[FFmpeg-devel] [PATCH 2/7] avcodec/aarch64/mpegvideoencdsp: add neon implementations for pix_sum and pix_norm1

Mon Aug 19 15:08:50 EEST 2024

On Mon, 19 Aug 2024, Ramiro Polla wrote:

>> If the stride is a negative number, the first sxtw does the right thing,
>> but the "lsl w1, w1, #1" will zero out the upper half of the register.
>
> I'll start adding negative stride tests to checkasm to spot these bugs.

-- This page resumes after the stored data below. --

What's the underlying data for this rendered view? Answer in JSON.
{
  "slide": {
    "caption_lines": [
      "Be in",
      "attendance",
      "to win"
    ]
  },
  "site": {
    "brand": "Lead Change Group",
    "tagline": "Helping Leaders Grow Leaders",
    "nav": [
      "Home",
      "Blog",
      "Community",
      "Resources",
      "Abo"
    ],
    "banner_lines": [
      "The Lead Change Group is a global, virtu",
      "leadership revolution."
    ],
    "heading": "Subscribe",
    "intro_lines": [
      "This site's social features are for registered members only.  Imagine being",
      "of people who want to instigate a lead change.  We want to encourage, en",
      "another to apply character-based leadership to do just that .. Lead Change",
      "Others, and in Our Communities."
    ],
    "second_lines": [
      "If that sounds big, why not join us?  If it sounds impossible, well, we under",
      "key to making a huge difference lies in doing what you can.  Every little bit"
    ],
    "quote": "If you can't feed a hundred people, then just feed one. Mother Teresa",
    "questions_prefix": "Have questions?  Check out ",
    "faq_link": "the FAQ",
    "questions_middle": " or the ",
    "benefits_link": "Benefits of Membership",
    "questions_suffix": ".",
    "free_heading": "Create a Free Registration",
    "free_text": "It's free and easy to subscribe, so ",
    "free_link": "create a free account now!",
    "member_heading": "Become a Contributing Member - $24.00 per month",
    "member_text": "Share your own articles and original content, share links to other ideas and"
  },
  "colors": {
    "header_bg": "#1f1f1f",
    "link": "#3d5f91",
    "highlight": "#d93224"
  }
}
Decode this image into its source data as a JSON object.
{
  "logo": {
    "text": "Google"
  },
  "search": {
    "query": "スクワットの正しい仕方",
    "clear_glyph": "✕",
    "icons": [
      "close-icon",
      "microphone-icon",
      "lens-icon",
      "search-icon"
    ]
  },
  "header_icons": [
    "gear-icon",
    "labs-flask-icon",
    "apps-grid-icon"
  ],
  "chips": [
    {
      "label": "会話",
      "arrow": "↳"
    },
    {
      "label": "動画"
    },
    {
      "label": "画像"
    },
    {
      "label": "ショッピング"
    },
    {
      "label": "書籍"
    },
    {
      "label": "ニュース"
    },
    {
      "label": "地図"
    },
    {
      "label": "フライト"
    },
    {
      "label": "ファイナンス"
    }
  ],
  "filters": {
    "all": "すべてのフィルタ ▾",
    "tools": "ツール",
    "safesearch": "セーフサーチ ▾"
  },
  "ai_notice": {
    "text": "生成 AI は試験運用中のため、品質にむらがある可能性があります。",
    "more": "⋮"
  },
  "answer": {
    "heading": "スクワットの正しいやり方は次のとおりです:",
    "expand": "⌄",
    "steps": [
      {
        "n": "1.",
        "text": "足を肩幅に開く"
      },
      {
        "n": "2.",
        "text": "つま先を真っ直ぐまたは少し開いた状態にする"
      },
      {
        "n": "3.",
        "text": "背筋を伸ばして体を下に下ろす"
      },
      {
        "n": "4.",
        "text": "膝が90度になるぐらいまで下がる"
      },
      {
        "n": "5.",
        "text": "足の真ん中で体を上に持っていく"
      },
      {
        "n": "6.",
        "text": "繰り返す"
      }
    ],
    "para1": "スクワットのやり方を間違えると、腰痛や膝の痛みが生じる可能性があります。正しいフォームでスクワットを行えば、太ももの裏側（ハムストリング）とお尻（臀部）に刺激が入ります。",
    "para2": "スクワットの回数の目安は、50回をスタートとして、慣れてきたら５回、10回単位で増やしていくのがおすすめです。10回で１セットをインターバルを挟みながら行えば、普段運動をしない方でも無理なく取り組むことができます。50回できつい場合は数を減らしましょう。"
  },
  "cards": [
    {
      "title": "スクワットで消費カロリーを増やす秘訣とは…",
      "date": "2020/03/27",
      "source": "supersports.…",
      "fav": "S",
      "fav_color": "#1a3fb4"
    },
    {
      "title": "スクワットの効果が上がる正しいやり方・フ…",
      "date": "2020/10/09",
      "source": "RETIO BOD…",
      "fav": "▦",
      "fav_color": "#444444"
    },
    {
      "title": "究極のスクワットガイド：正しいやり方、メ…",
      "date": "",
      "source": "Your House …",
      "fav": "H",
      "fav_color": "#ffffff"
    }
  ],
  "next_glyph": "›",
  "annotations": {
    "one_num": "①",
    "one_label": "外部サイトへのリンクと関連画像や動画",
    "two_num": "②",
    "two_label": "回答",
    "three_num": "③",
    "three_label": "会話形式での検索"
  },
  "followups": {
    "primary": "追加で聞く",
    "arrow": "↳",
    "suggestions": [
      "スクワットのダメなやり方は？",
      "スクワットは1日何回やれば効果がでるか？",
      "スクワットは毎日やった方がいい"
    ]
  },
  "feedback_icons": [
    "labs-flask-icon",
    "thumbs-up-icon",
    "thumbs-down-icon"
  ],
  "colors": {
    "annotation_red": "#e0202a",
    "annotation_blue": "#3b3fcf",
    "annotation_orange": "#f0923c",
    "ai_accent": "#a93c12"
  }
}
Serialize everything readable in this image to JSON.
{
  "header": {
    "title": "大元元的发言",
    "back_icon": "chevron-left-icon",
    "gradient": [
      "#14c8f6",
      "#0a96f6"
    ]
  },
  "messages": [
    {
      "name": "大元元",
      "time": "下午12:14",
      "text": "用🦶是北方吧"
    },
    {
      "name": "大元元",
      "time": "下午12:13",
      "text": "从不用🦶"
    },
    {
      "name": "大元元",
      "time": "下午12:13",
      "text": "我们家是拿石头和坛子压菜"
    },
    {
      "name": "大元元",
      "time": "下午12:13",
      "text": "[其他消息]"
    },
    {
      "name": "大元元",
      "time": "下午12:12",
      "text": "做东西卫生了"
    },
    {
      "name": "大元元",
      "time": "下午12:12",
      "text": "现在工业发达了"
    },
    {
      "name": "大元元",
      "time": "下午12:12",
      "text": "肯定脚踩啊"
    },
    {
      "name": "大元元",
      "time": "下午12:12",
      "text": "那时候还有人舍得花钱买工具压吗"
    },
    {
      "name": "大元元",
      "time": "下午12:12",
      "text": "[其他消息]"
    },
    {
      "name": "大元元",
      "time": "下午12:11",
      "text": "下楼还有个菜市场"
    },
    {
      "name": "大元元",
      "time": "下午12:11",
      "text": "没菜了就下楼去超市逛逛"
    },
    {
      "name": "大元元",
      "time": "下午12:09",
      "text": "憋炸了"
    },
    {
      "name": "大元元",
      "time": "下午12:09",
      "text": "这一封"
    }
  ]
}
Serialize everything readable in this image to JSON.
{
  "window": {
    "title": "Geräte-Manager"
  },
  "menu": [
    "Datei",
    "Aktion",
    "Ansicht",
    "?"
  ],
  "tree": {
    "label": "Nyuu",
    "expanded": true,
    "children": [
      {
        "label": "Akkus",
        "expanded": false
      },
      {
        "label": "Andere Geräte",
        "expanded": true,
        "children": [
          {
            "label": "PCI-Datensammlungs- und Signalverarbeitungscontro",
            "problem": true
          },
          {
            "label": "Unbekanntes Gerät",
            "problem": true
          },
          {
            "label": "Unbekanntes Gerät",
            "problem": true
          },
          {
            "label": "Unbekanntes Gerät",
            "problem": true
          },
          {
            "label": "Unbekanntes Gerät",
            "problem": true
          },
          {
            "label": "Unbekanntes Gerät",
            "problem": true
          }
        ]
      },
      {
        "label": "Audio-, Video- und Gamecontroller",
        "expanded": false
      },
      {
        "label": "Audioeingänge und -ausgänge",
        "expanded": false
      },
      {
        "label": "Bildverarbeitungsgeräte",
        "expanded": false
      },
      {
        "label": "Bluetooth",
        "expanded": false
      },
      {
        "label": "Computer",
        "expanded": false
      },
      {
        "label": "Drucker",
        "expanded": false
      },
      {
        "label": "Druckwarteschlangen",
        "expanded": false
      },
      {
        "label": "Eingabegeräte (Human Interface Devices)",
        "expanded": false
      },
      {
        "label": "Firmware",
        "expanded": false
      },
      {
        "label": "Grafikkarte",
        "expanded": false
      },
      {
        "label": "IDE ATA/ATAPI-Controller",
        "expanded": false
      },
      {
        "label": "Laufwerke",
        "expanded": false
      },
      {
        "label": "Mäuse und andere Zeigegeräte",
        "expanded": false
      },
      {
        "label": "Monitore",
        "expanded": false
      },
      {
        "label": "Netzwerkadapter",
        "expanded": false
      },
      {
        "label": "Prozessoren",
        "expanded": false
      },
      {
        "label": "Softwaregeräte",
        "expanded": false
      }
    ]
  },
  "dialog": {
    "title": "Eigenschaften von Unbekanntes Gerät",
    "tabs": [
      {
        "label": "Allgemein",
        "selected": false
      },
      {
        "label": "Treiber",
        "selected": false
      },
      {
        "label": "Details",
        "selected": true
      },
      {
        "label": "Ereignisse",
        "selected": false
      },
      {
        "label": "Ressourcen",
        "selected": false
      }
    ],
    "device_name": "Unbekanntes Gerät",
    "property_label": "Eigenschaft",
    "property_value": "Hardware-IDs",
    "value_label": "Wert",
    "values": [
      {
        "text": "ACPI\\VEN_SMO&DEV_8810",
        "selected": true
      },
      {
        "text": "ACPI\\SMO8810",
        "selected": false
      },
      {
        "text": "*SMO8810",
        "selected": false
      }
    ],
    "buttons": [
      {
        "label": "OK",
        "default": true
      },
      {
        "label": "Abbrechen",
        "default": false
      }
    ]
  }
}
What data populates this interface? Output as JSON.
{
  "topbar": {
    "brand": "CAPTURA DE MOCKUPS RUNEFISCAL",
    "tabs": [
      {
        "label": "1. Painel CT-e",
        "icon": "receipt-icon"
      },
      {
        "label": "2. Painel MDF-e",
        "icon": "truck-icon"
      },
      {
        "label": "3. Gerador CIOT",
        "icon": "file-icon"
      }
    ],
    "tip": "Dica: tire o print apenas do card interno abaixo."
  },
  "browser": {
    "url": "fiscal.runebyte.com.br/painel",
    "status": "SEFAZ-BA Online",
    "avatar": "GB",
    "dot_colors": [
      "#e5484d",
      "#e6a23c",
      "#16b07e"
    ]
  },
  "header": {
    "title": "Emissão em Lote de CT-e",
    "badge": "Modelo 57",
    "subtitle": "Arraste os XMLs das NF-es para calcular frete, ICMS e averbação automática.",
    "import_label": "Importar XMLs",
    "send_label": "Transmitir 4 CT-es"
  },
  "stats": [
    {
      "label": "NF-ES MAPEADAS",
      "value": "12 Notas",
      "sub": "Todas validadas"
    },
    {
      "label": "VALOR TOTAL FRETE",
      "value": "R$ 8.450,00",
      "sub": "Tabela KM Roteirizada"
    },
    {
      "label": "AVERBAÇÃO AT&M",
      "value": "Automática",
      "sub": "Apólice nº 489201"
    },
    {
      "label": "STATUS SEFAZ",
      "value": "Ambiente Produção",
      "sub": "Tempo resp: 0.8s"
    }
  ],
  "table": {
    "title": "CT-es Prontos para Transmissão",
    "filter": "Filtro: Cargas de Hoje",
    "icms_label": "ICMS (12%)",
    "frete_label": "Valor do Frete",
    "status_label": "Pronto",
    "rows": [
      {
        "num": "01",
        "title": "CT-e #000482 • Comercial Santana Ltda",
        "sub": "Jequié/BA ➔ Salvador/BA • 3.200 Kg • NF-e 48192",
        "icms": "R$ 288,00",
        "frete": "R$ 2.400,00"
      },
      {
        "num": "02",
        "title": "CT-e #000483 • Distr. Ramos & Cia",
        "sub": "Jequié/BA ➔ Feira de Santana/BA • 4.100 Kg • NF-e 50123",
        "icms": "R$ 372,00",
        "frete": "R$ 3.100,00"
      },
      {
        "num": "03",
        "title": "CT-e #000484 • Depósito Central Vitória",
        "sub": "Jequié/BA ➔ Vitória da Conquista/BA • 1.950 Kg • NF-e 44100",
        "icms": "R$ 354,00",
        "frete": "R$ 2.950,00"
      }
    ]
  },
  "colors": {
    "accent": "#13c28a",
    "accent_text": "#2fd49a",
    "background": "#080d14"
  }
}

That's probably useful. The other alternative is to transition these cases 
to use ptrdiff_t for the stride, which should be register sized, so most 
of the sign extension issues around strides go away. (We've transitioned 
lots of preexisting DSP interfaces already, so doing that here would just 
be the next logical step. But at times, this may require marginal 
touch-ups to existing assembly, or at least allows getting rid of such 
sign extensions later.)

>> With this, I'm down from your 120 cycles on the A53 originally, to 78.7
>> cycles now. Your fully unrolled version seemed to run in 72 cycles on the
>> A53, so that's obviously even faster, but I think this kind of tradeoff
>> might be the sweet spot. What does such a version give you in terms of
>> real world speed?
>
> This version is around 0.5% slower overall on the A76. Very roughly
> these are the total times taken by pix_sum and pix_norm1 with the
> different implementations on A76:
> c: ~5%
> fully unrolled: ~3%
> unroll 2: 2.5%
> tight loop: 2%

Ok. Given the tradeoff between various different cores (including ones not 
tested here), do you think this version would be a reasonable compromise 
(giving almost ideal results on in-order cores, and not too much slowdown 
on out-of-order cores in this benchmark)?

// Martin